Not a question. A demand.
Lyra sighs. She isn’t an assassin or a runaway princess. She may be the wife of a rebel leader, but she does not have the same tight lips of one. I can see it in her eyes. She is tired, and willing to tell me anything. The wall crumbles with a few well-placed blows. “It is my maiden name,” she finally admits with a small smile. “How is my sister?”
I’ve come to expect the worst of the world. If you expect disappointment, you will never face it. Very few things in my life have truly shocked me. The event is a rare enough occasion that I can count the number of times on one hand. The first was finding Kya and Derrín, Kya with a bloody knife in hand, standing over four grown men while Derrín huddled behind her. Then learning my father is the king, the third was thinking Vera was my sister.
Learning my aunt is Roiden’s wife, or learning I have an aunt at all, will have to be my fourth.
“She’s… alive.”
Lyra’s face falls a bit, not enough to break the newfound glow in her features at the mention of my mother. She’s alive—that brings hope. My lack of description is the culprit for her disappointment.
“Are you going to say anything else?”
“Why did she never mention you?” I press.
“Emilie has a habit of not talking about things that make her sad. She doesn’t even know I am alive, it’s been so long. I was gone before you were born, married to Roiden.”
She’s right. If my mother thinks her sister is dead, there would be no way for her to bring herself to even speak about her. The pain would be too much. She’d bury it.
“And why wouldn’t you say anything? If you knew, you were breaking her heart.”
“You think I could get back?” she hisses under her breath. “Look at the silver in my husband’s hair, boy, and the little I have in mine. Do you see how things are run around here? Use that brain she gave you and put it together. Not to mention the fact that you’re the king’s son. Under different circumstances, Roiden would have killed you already, and that would have killed her more than my disappearance.”
The Nightwalkers’ stares burn into my spine and sweat pricks the back of my neck. Lyra is speaking lowly, but the room is small. Even the crackle of the fireplace cannot mask her words. Their gazes are questioning, waiting for their next command. Their next move.
I have none.
I sit, letting my head fall into my hands and stare at the ground between my knees. It always comes back to me. No, not even me. My father.
The scars across my wrists burn. They burn with the same searing pain that they did the day I tried to claw my veins from them.
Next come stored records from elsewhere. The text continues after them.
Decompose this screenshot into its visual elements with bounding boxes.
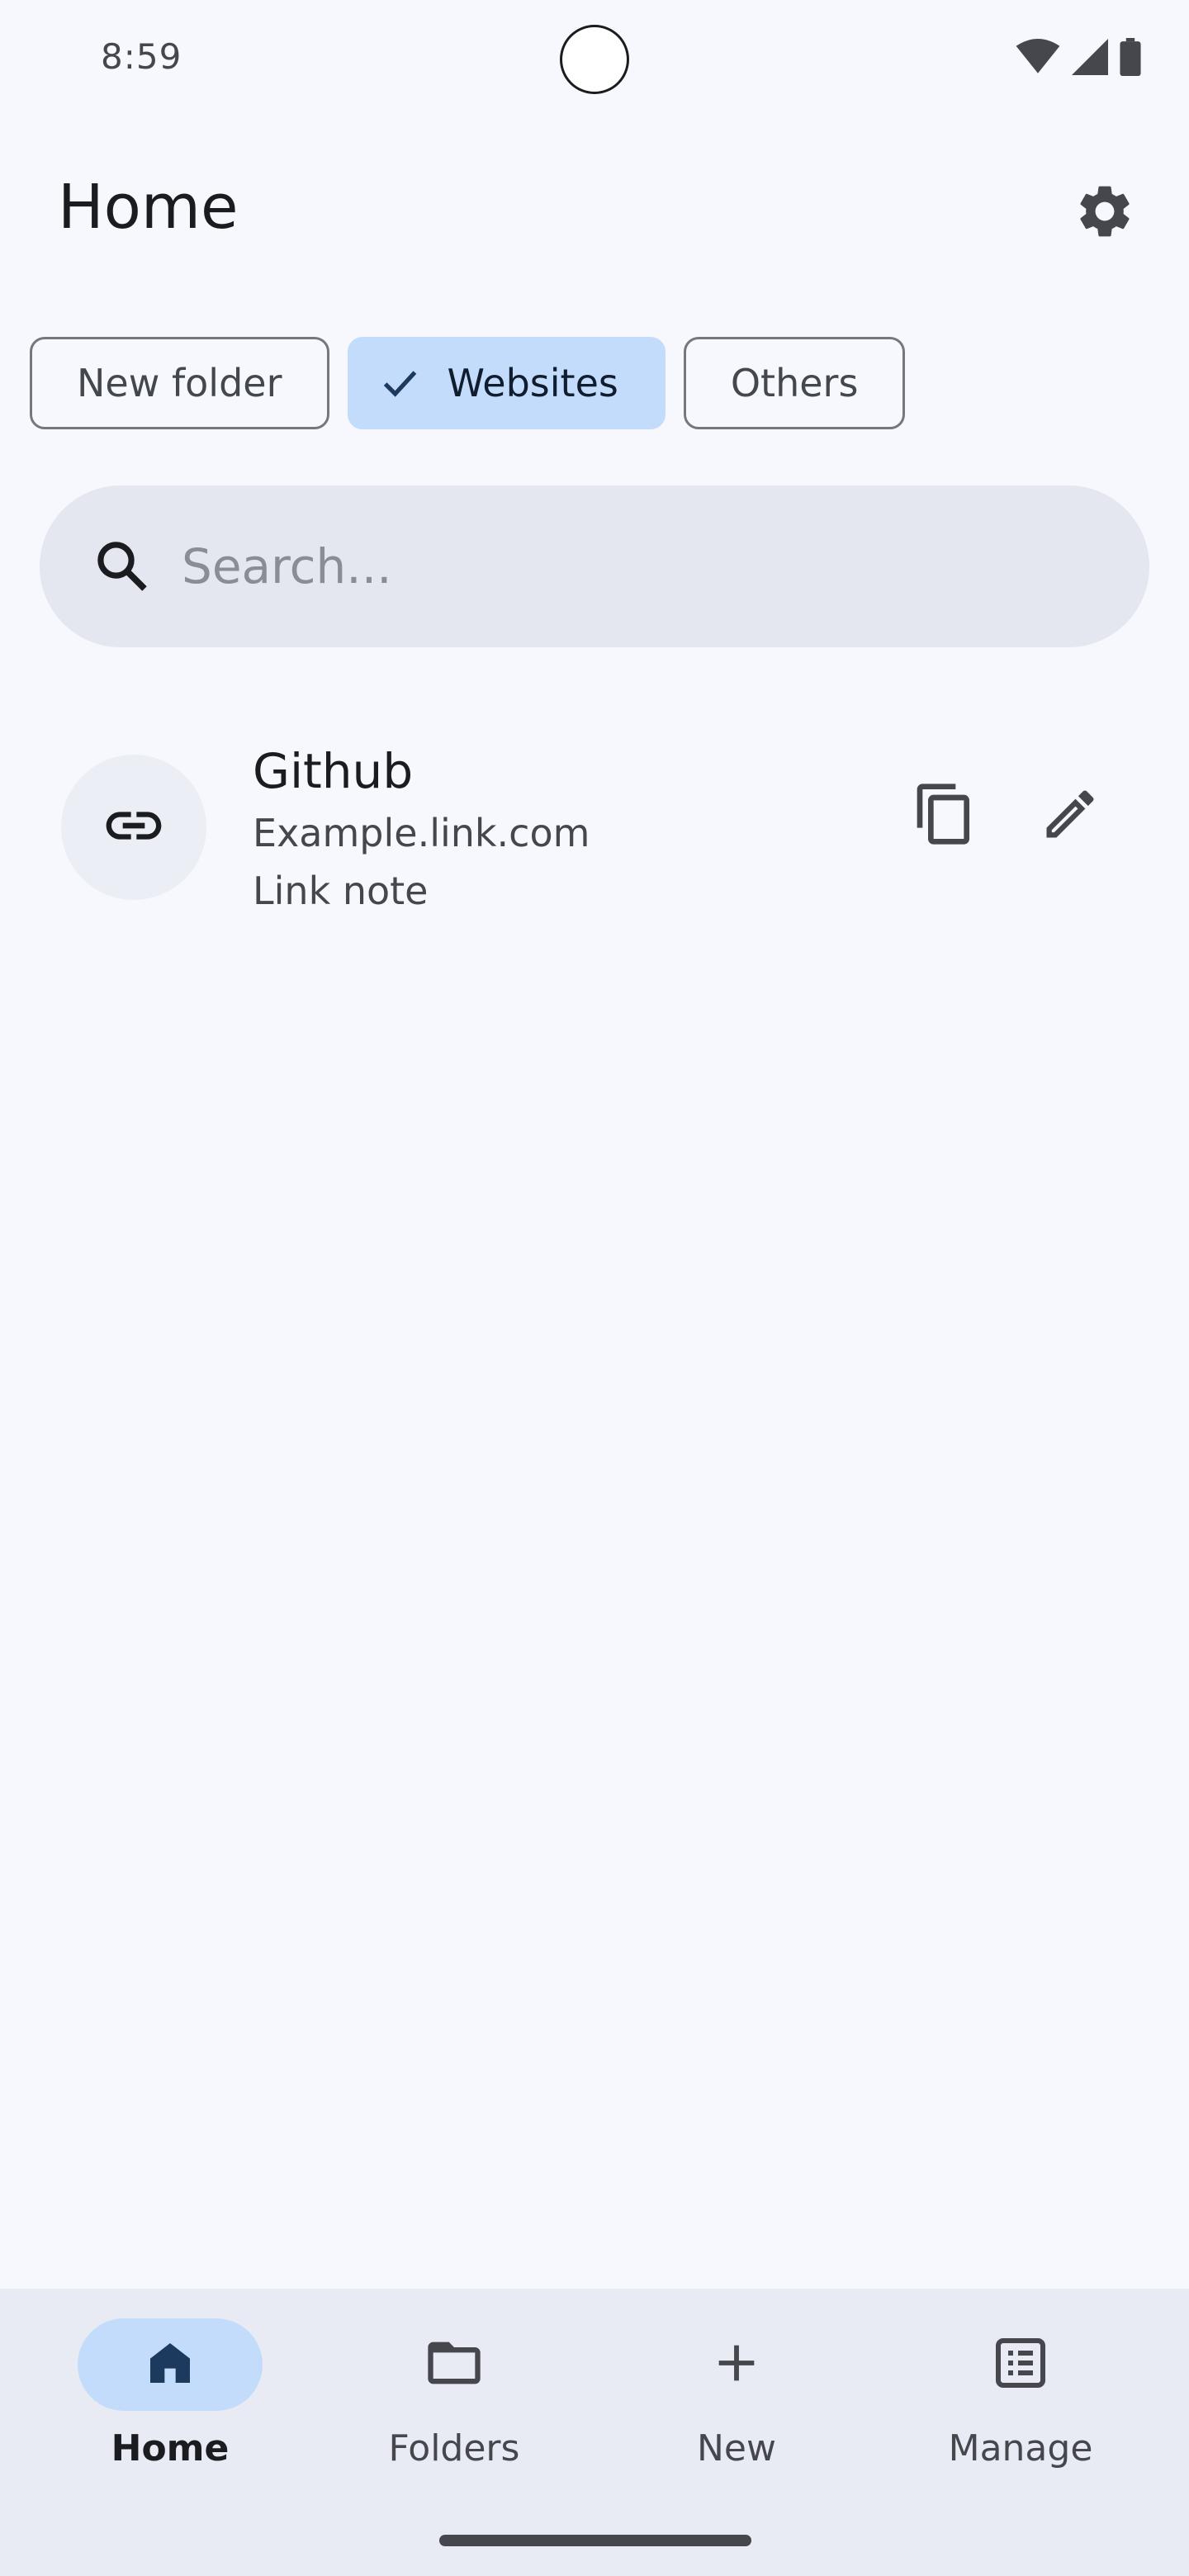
nav-label: Folders [388, 2427, 520, 2469]
home-icon [144, 2337, 197, 2393]
folder-icon [423, 2332, 486, 2398]
wifi-icon [1016, 39, 1060, 75]
nav-item-new[interactable]: New [613, 2318, 860, 2469]
check-icon [378, 360, 424, 406]
copy-button[interactable] [907, 778, 983, 854]
search-bar[interactable] [40, 485, 1149, 647]
pencil-icon [1039, 783, 1101, 849]
battery-icon [1120, 38, 1141, 76]
copy-icon [912, 781, 978, 850]
link-note: Link note [253, 869, 429, 913]
nav-indicator [362, 2318, 547, 2411]
nav-label: New [697, 2427, 776, 2469]
chip-websites[interactable]: Websites [347, 337, 666, 429]
nav-item-folders[interactable]: Folders [330, 2318, 578, 2469]
screen: 8:59 Home New folder Websites Others Sea… [0, 0, 1189, 2576]
link-title: Github [253, 743, 414, 799]
gear-icon [1073, 180, 1136, 246]
search-icon [92, 533, 159, 599]
nav-item-home[interactable]: Home [46, 2318, 294, 2469]
list-item[interactable]: Github Example.link.com Link note [0, 727, 1189, 925]
status-icons [1016, 38, 1141, 76]
nav-label: Manage [948, 2427, 1093, 2469]
search-input[interactable] [182, 538, 1007, 594]
link-avatar [61, 755, 206, 900]
nav-indicator [78, 2318, 263, 2411]
bottom-navigation: Home Folders New Manage [0, 2289, 1189, 2576]
camera-cutout [560, 25, 629, 94]
chip-label: Others [730, 361, 859, 405]
link-url: Example.link.com [253, 811, 590, 855]
chip-label: Websites [447, 361, 618, 405]
chip-new-folder[interactable]: New folder [30, 337, 329, 429]
gesture-handle[interactable] [439, 2535, 751, 2546]
edit-button[interactable] [1032, 778, 1108, 854]
plus-icon [710, 2337, 763, 2393]
list-icon [991, 2333, 1050, 2396]
signal-icon [1072, 39, 1108, 75]
status-time: 8:59 [101, 36, 182, 77]
nav-item-manage[interactable]: Manage [897, 2318, 1144, 2469]
nav-label: Home [111, 2427, 230, 2469]
filter-chips: New folder Websites Others [30, 337, 906, 429]
chip-label: New folder [77, 361, 282, 405]
settings-button[interactable] [1063, 172, 1146, 254]
nav-indicator [644, 2318, 829, 2411]
link-icon [101, 793, 167, 862]
nav-indicator [928, 2318, 1113, 2411]
status-bar: 8:59 [0, 0, 1189, 116]
page-title: Home [58, 172, 239, 243]
chip-others[interactable]: Others [683, 337, 906, 429]
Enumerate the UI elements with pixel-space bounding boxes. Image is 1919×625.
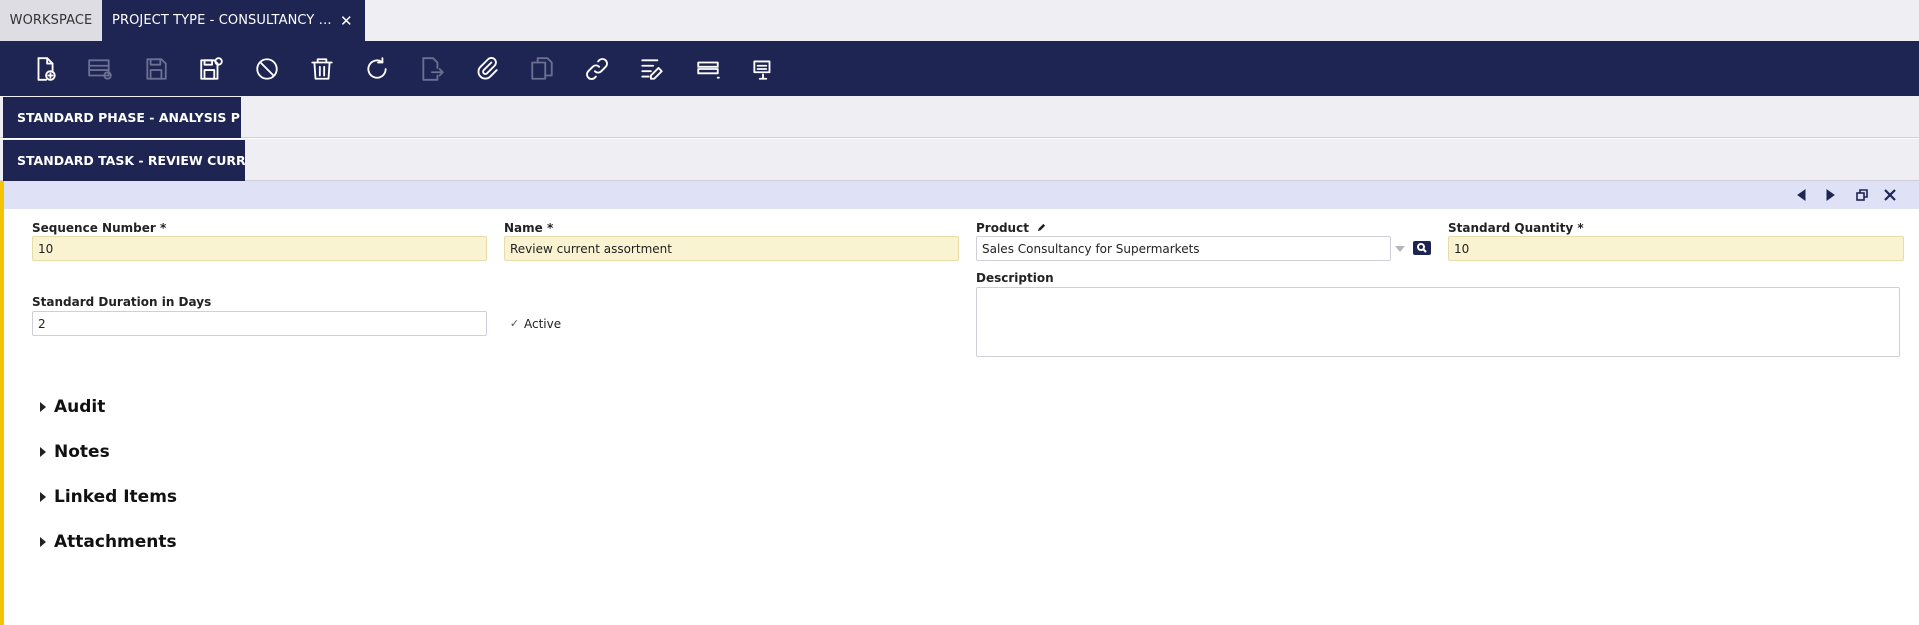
new-document-icon[interactable] [29, 53, 61, 85]
tab-project-type-label: PROJECT TYPE - CONSULTANCY PRO... [112, 13, 332, 28]
caret-right-icon [40, 492, 46, 502]
subtab-row-task: STANDARD TASK - REVIEW CURRENT... [0, 139, 1919, 181]
name-input[interactable]: Review current assortment [504, 236, 959, 261]
toolbar [0, 41, 1919, 96]
window-tab-strip: WORKSPACE PROJECT TYPE - CONSULTANCY PRO… [0, 0, 1919, 41]
cancel-icon[interactable] [251, 53, 283, 85]
product-input[interactable]: Sales Consultancy for Supermarkets [976, 236, 1391, 261]
active-label: Active [524, 317, 562, 331]
close-icon[interactable]: ✕ [340, 12, 353, 30]
caret-right-icon [40, 447, 46, 457]
save-new-icon[interactable] [195, 53, 227, 85]
attachment-icon[interactable] [471, 53, 503, 85]
search-icon[interactable] [1413, 241, 1431, 255]
audit-trail-icon[interactable] [636, 53, 668, 85]
clone-icon[interactable] [747, 53, 779, 85]
subtab-row-phase: STANDARD PHASE - ANALYSIS PHAS... [0, 96, 1919, 138]
section-audit[interactable]: Audit [40, 397, 105, 417]
new-row-icon[interactable] [84, 53, 116, 85]
standard-duration-label: Standard Duration in Days [32, 295, 212, 309]
standard-quantity-input[interactable]: 10 [1448, 236, 1904, 261]
grid-view-icon[interactable] [692, 53, 724, 85]
description-label: Description [976, 271, 1054, 285]
close-form-icon[interactable] [1882, 187, 1898, 203]
section-audit-title: Audit [54, 397, 106, 417]
product-label-text: Product [976, 221, 1029, 235]
tab-workspace[interactable]: WORKSPACE [0, 0, 102, 41]
active-checkbox[interactable]: ✓ [508, 317, 521, 330]
delete-icon[interactable] [306, 53, 338, 85]
section-notes-title: Notes [54, 442, 110, 462]
description-textarea[interactable] [976, 287, 1900, 357]
standard-quantity-label: Standard Quantity * [1448, 221, 1584, 235]
active-record-indicator [0, 181, 4, 625]
section-attachments-title: Attachments [54, 532, 177, 552]
caret-right-icon [40, 537, 46, 547]
product-label: Product [976, 221, 1046, 235]
tab-standard-phase[interactable]: STANDARD PHASE - ANALYSIS PHAS... [3, 97, 241, 138]
pencil-icon[interactable] [1037, 221, 1046, 235]
link-icon[interactable] [581, 53, 613, 85]
record-nav-bar [4, 181, 1919, 209]
export-icon[interactable] [416, 53, 448, 85]
refresh-icon[interactable] [361, 53, 393, 85]
chevron-down-icon[interactable] [1395, 246, 1405, 252]
caret-right-icon [40, 402, 46, 412]
section-linked-items[interactable]: Linked Items [40, 487, 177, 507]
sequence-number-input[interactable]: 10 [32, 236, 487, 261]
copy-record-icon[interactable] [526, 53, 558, 85]
next-record-icon[interactable] [1822, 187, 1838, 203]
tab-standard-task[interactable]: STANDARD TASK - REVIEW CURRENT... [3, 140, 245, 181]
section-notes[interactable]: Notes [40, 442, 110, 462]
save-icon[interactable] [140, 53, 172, 85]
previous-record-icon[interactable] [1794, 187, 1810, 203]
sequence-number-label: Sequence Number * [32, 221, 167, 235]
name-label: Name * [504, 221, 554, 235]
section-linked-items-title: Linked Items [54, 487, 178, 507]
standard-duration-input[interactable]: 2 [32, 311, 487, 336]
tab-project-type[interactable]: PROJECT TYPE - CONSULTANCY PRO... ✕ [102, 0, 365, 41]
section-attachments[interactable]: Attachments [40, 532, 177, 552]
maximize-icon[interactable] [1854, 187, 1870, 203]
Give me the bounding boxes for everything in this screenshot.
The same ache in my heart that told me the universe knew I should never have been born. There are laws against hybrids for a reason. We are too powerful.
Abominations.
Lyra’s chair screeches against the floor as she pushes it back and rises. She offers the others water before settling by the fire and talking with them. I should be there with them, offering them comfort and hatching a plan to free her from the rebellion. I don’t move.
A hand settles on my shoulder, then a shadow falls over my legs. I look up to find Amír standing before me and Blaine’s hand clasping my shoulder.